Emma, as she's coming out of her shell, is showing herself to be very playful, energetic, and curious in the mornings. Not that this is bad, it's just a bad combination while she's tailing me on the morning chores. I'd open the coop doors, and Emma would want to sniff, pounce and chase those fluffy, squawky things around. Uh-oh, not good at all. Firm orders of "no!" were unheeded, and distractions didn't last for long, so it was time to make her Submit to the Chickens.

I picked up one of the more docile hens - a fluffy Brahma. Then I grabbed Emma. Underweight though she may be, it took all of my weight shoved against her to bring her down, and even with my 155 pounds it took a good thirty seconds of wrestling to get her onto her side: one arm around Emma, trying to get leverage, and one arm holding the (now very annoyed) chicken.

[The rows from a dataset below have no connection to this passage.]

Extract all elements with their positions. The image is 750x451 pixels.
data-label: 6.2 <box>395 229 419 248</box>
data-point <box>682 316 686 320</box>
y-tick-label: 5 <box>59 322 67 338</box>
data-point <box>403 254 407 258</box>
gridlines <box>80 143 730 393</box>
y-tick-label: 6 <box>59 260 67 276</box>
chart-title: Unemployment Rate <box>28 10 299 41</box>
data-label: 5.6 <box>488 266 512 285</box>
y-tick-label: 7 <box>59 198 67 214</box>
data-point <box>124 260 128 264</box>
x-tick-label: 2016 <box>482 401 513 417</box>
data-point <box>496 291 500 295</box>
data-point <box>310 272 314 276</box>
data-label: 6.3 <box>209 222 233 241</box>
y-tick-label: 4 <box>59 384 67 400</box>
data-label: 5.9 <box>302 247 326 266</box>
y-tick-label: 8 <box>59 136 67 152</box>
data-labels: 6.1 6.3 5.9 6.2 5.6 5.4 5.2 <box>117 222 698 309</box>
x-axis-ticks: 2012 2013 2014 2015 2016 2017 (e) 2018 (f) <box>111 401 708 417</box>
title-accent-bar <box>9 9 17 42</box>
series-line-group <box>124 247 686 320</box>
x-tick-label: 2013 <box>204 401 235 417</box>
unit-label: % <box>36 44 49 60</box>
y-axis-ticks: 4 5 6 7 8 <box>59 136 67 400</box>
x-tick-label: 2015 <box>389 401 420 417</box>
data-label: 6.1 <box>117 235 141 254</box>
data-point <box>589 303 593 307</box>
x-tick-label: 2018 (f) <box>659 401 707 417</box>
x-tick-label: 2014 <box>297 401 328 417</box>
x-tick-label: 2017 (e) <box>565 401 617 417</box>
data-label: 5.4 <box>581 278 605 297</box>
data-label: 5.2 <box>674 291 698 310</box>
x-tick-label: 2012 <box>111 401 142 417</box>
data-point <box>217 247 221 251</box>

Emma still has her spirit, I'm happy to say. She did not submit quickly, but she did "get it" once she was down. She relaxed, I kept the chicken in her face, and she looked away. I may have to do this a few more times to get the lesson sunk in thoroughly, but I think she's teachable.

Dog wrasslin'. I reeeeeaaaaly hope the security cameras on the property have recorded over that morning's takedown already.

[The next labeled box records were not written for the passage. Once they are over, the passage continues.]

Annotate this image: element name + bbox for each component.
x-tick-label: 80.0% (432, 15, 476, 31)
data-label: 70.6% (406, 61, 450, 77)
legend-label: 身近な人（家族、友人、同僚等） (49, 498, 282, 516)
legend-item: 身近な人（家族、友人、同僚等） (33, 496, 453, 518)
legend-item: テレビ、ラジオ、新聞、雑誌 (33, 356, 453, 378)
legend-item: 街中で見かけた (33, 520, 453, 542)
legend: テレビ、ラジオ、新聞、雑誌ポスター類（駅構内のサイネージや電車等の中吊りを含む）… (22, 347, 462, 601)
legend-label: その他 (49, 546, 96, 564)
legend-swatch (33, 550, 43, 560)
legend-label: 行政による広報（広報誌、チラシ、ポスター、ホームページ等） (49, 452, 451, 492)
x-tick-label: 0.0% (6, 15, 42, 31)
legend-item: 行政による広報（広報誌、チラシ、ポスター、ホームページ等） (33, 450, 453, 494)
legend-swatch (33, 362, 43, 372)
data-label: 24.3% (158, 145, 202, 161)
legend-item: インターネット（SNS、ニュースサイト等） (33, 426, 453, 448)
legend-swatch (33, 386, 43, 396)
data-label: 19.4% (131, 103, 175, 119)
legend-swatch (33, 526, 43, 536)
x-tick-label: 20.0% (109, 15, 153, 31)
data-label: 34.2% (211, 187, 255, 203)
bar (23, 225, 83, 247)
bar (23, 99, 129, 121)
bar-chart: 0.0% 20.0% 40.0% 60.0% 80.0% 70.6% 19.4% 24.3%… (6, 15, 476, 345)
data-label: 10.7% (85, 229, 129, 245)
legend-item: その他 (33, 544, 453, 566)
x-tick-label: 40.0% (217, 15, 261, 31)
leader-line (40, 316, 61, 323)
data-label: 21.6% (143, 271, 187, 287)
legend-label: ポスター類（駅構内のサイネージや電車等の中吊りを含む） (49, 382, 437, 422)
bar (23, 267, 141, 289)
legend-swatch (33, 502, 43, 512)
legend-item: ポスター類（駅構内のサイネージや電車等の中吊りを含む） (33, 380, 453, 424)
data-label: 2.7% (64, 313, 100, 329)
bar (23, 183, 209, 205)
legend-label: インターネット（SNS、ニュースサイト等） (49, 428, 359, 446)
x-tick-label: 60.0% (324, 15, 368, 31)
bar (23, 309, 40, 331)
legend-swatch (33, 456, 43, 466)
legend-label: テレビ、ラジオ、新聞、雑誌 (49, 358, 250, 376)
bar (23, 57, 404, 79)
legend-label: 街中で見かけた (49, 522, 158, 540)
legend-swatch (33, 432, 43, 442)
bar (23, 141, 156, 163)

  1. You just love being cruel to your creatures - face it! LOL

  2. We were recently debating "get a dog/don't get a dog," and whether they can be chicken-proofed was a major concern. So, there's hope? If we get a pup, will you come over and demonstrate? Please.

  3. @WeldrBrat: Yep! (mock flexing of bicep) - *lol*

    @Natalie: if you get a puppy, make sure it isn't a hunter type. No labs, hounds, terriers, etc. - they just can't help their breeding, and will snag a hen whenever they can. Safer yet would be to get a livestock guardian pup.

  4. Our chow/coonhound mix killed 14 chickens in one afternoon before I got home to discover her "lapse in judgement." I agree with any hunting type breeds being not a good choice for us chicken farmers. Herders are a much better alternative.